In a slight Southern drawl that hints at his roots, Nichols recounts the bare bones of his earliest days. Born in Birmingham, Alabama, on Christmas morning, 1958, Lorenzo was the fourth child to join the Nichols family. His mother, Louise, worked long hours as a nurse's aid, cleaning bed pans and assisting the staff at a local hospital; his father John was a factory supervisor. Because they were a two-job family, they could afford a nice home in a good neighborhood—not quite picket fences and apple pie, but a brick home with a lawn nonetheless. Still, violence was a large part of Nichols' early life. One time his mother and father's fighting got so vicious it resulted in his father taking a slug in the buttocks, he says. If his childhood was a foreshadowing of things to come, this was perhaps the moment that defined it. "I was too young to remember the details, but I was told my pops put his hands on her during an argument and she went for her gun,” Nichols says nonchalantly.

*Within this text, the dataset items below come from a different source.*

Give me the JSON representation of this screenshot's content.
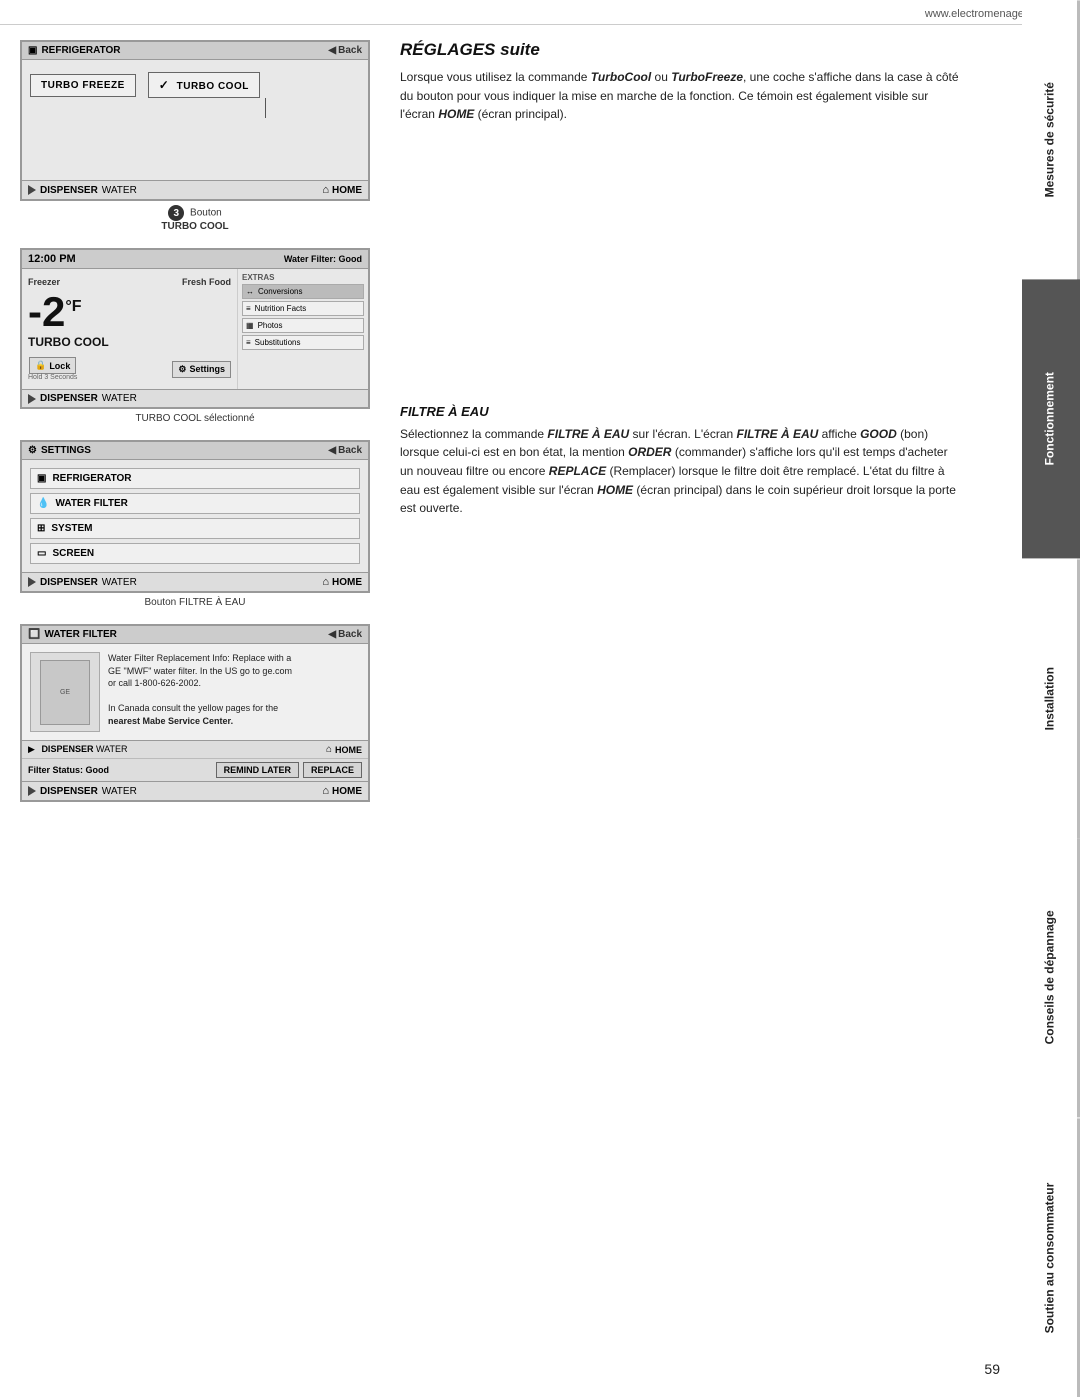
{
  "header": {
    "website": "www.electromenagersge.ca"
  },
  "sidebar": {
    "tabs": [
      {
        "id": "securite",
        "label": "Mesures de sécurité",
        "active": false,
        "dark": false
      },
      {
        "id": "fonctionnement",
        "label": "Fonctionnement",
        "active": true,
        "dark": false
      },
      {
        "id": "installation",
        "label": "Installation",
        "active": false,
        "dark": false
      },
      {
        "id": "conseils",
        "label": "Conseils de dépannage",
        "active": false,
        "dark": false
      },
      {
        "id": "soutien",
        "label": "Soutien au consommateur",
        "active": false,
        "dark": false
      }
    ]
  },
  "screen1": {
    "header_left": "Refrigerator",
    "header_right": "Back",
    "button1": "Turbo Freeze",
    "button2": "Turbo Cool",
    "footer_left_icon": "triangle",
    "footer_left": "Dispenser",
    "footer_left2": "Water",
    "footer_right_icon": "house",
    "footer_right": "Home"
  },
  "screen1_caption": {
    "number": "3",
    "line1": "Bouton",
    "line2": "TURBO COOL"
  },
  "screen2": {
    "header_left_time": "12:00 PM",
    "header_right": "Water Filter: Good",
    "freezer": "Freezer",
    "fresh_food": "Fresh Food",
    "temp": "-2",
    "temp_unit": "°F",
    "turbo_cool": "Turbo Cool",
    "lock": "Lock",
    "hold_text": "Hold 3 Seconds",
    "settings": "Settings",
    "extras_label": "Extras",
    "extras_items": [
      {
        "label": "Conversions",
        "selected": true
      },
      {
        "label": "Nutrition Facts",
        "selected": false
      },
      {
        "label": "Photos",
        "selected": false
      },
      {
        "label": "Substitutions",
        "selected": false
      }
    ],
    "footer_left_icon": "triangle",
    "footer_left": "Dispenser",
    "footer_left2": "Water"
  },
  "screen2_caption": "TURBO COOL sélectionné",
  "screen3": {
    "header_left": "Settings",
    "header_right": "Back",
    "items": [
      {
        "icon": "fridge",
        "label": "Refrigerator"
      },
      {
        "icon": "water",
        "label": "Water Filter"
      },
      {
        "icon": "system",
        "label": "System"
      },
      {
        "icon": "screen",
        "label": "Screen"
      }
    ],
    "footer_left_icon": "triangle",
    "footer_left": "Dispenser",
    "footer_left2": "Water",
    "footer_right_icon": "house",
    "footer_right": "Home"
  },
  "screen3_caption": "Bouton FILTRE À EAU",
  "screen4": {
    "header_left": "Water Filter",
    "header_right": "Back",
    "filter_text_line1": "Water Filter Replacement Info: Replace with a",
    "filter_text_line2": "GE \"MWF\" water filter. In the US go to ge.com",
    "filter_text_line3": "or call 1-800-626-2002.",
    "filter_text_line4": "",
    "filter_text_line5": "In Canada consult the yellow pages for the",
    "filter_text_line6": "nearest Mabe Service Center.",
    "filter_status": "Filter Status: Good",
    "btn_remind": "Remind Later",
    "btn_replace": "Replace",
    "footer_left_icon": "triangle",
    "footer_left": "Dispenser",
    "footer_left2": "Water",
    "footer_right_icon": "house",
    "footer_right": "Home"
  },
  "section_reglages": {
    "title": "RÉGLAGES suite",
    "body": "Lorsque vous utilisez la commande TurboCool ou TurboFreeze, une coche s'affiche dans la case à côté du bouton pour vous indiquer la mise en marche de la fonction. Ce témoin est également visible sur l'écran HOME (écran principal)."
  },
  "section_filtre": {
    "title": "FILTRE À EAU",
    "body1": "Sélectionnez la commande FILTRE À EAU sur l'écran. L'écran FILTRE À EAU affiche GOOD (bon) lorsque celui-ci est en bon état, la mention ORDER (commander) s'affiche lors qu'il est temps d'acheter un nouveau filtre ou encore REPLACE (Remplacer) lorsque le filtre doit être remplacé. L'état du filtre à eau est également visible sur l'écran HOME (écran principal) dans le coin supérieur droit lorsque la porte est ouverte."
  },
  "page_number": "59"
}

The youngest of four and the only boy, he received special attention from the many women in his family, especially his maternal grandmother who raised him when his mother left town for New York City. "One time Mama spit in a white cop's face after he called her a nigger,” he says. "Then those white boys wore her ass out and ran her out of town.” Growing up around his grandmother, Nichols had his first exposure to illegal activity. "My grandmother was known for selling bootleg liquor and running card games,” remembers Nichols. "To me it seemed pretty normal.”
Though his siblings were older than him—his eldest sister is 22 years his senior—their daughters were his peers, providing him his first unofficial crew. "Even though my cousins were girls, they were rough,” he recalls. "I remember a time some boys bust my head wide open, and my cousins made me show them who did it and beat the boys, their sisters and then their mamas when they tried to get involved.” Clearly, the rough-and-tumble life came early.
He visited his mother and her new boyfriend, Amos Coleman, in Jamaica, Queens, every summer, but Nichols preferred Alabama. "I loved my mother at the time and I loved her till the day she died, but my grandmother was who I wanted to be with,” he says. Though she would later be heavily implicated in her son's crime outfit, Louise's newfound stability meant the time was right to send for her son. "They told me I was only going for the summer, but when school started I knew what it was,” he says with a laugh. He quickly befriended his new neighbors, Todd and Lance Feurtado, and the slightly older Michael Mitchell, who everyone called either Mr. Black because of his leadership skills, or just plain Black. So strong was their bond that to this day, Nichols considers the Feurtados and Black the brothers he never had.